How can I shorten a migraine attack?

If you notice the warning signs and feel a migraine attack coming on, you might be able to reduce the severity and duration of the headache by hydrating aggressively (drinking a lot of water), resting in a cool, dark, and quiet place, and limiting physical activity. Other home remedies that may help include relaxation with a massage, meditation, or stretches for the face, jaw, and neck to release tension. A cold compress to the temples can also help relieve migraine symptoms and make them last for a shorter time.

When to see a doctor for migraine?

According to the American Headache Society, you should see a doctor if you have three or more migraine headaches per week or if you have a migraine that lasts more than 72 hours and does not respond to medications commonly used to treat migraines. 

It helps to keep a migraine journal with information such as what days you had headaches, known triggers, how long the head pain lasted, and what you did to treat it. You should take the headache diary to your doctor’s appointment—it will help your doctor formulate a treatment plan. Even if you already have a diagnosis of migraines, you should be medically reviewed if you notice any changes in your headache pattern.

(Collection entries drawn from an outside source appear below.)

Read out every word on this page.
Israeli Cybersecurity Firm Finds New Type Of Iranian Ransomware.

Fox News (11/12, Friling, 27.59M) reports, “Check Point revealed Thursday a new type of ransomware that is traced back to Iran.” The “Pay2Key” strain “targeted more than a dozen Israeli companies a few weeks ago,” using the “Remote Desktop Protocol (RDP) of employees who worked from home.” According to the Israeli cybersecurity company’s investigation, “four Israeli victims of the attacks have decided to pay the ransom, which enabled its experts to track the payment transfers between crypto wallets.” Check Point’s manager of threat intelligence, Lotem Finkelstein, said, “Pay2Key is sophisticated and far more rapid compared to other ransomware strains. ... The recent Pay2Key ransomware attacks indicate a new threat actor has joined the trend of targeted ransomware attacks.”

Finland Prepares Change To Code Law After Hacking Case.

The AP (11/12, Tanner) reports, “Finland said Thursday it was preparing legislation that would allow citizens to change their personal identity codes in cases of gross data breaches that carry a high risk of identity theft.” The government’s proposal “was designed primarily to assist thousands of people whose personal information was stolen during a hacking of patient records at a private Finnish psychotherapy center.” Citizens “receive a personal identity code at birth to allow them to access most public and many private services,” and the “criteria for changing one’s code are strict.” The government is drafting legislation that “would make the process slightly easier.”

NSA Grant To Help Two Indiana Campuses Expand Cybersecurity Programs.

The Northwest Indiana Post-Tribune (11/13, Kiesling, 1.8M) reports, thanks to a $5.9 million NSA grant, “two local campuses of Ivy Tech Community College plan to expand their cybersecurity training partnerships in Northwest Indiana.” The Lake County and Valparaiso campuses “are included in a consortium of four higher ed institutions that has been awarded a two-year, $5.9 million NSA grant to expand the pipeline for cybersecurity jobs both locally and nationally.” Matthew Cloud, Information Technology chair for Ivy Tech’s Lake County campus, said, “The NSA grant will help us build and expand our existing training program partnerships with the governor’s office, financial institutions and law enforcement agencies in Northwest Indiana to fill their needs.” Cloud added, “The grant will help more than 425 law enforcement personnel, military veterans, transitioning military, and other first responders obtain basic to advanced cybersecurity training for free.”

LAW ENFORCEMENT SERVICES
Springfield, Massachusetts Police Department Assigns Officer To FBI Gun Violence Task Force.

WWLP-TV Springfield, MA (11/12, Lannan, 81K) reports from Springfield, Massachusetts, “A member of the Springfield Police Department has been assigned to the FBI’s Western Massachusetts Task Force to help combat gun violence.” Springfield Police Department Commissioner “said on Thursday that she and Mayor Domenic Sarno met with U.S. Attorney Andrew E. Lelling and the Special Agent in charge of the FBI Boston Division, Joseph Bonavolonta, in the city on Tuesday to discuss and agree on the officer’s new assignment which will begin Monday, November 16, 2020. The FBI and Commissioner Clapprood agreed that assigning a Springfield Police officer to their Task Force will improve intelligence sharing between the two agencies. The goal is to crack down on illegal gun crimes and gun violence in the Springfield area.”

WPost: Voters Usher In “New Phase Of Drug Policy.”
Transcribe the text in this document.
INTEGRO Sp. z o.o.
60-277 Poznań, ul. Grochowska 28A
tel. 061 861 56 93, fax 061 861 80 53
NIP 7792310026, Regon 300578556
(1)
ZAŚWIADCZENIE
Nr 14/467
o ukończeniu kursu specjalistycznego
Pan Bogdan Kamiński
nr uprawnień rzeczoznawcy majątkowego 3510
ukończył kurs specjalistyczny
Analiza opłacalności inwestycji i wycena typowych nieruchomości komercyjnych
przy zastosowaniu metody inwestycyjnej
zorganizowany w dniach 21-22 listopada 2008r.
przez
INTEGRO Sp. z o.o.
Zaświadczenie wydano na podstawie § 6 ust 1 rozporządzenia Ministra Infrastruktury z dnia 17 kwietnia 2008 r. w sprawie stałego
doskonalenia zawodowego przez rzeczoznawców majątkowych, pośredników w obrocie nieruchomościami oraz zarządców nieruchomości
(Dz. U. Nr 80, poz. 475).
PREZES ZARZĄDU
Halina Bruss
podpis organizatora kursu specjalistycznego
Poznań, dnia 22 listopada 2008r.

Keep in mind that taking over-the-counter medications or prescription medications for severe headaches too frequently can trigger medication-overuse headaches, where the medication starts causing migraine pain instead of relieving it. The risk is highest with medications that contain combinations of aspirin, acetaminophen, and caffeine. You should see a doctor or a headache specialist if you take OTC pain medication on more than 14 days a month or prescription medications such as triptans on more than 9 days a month.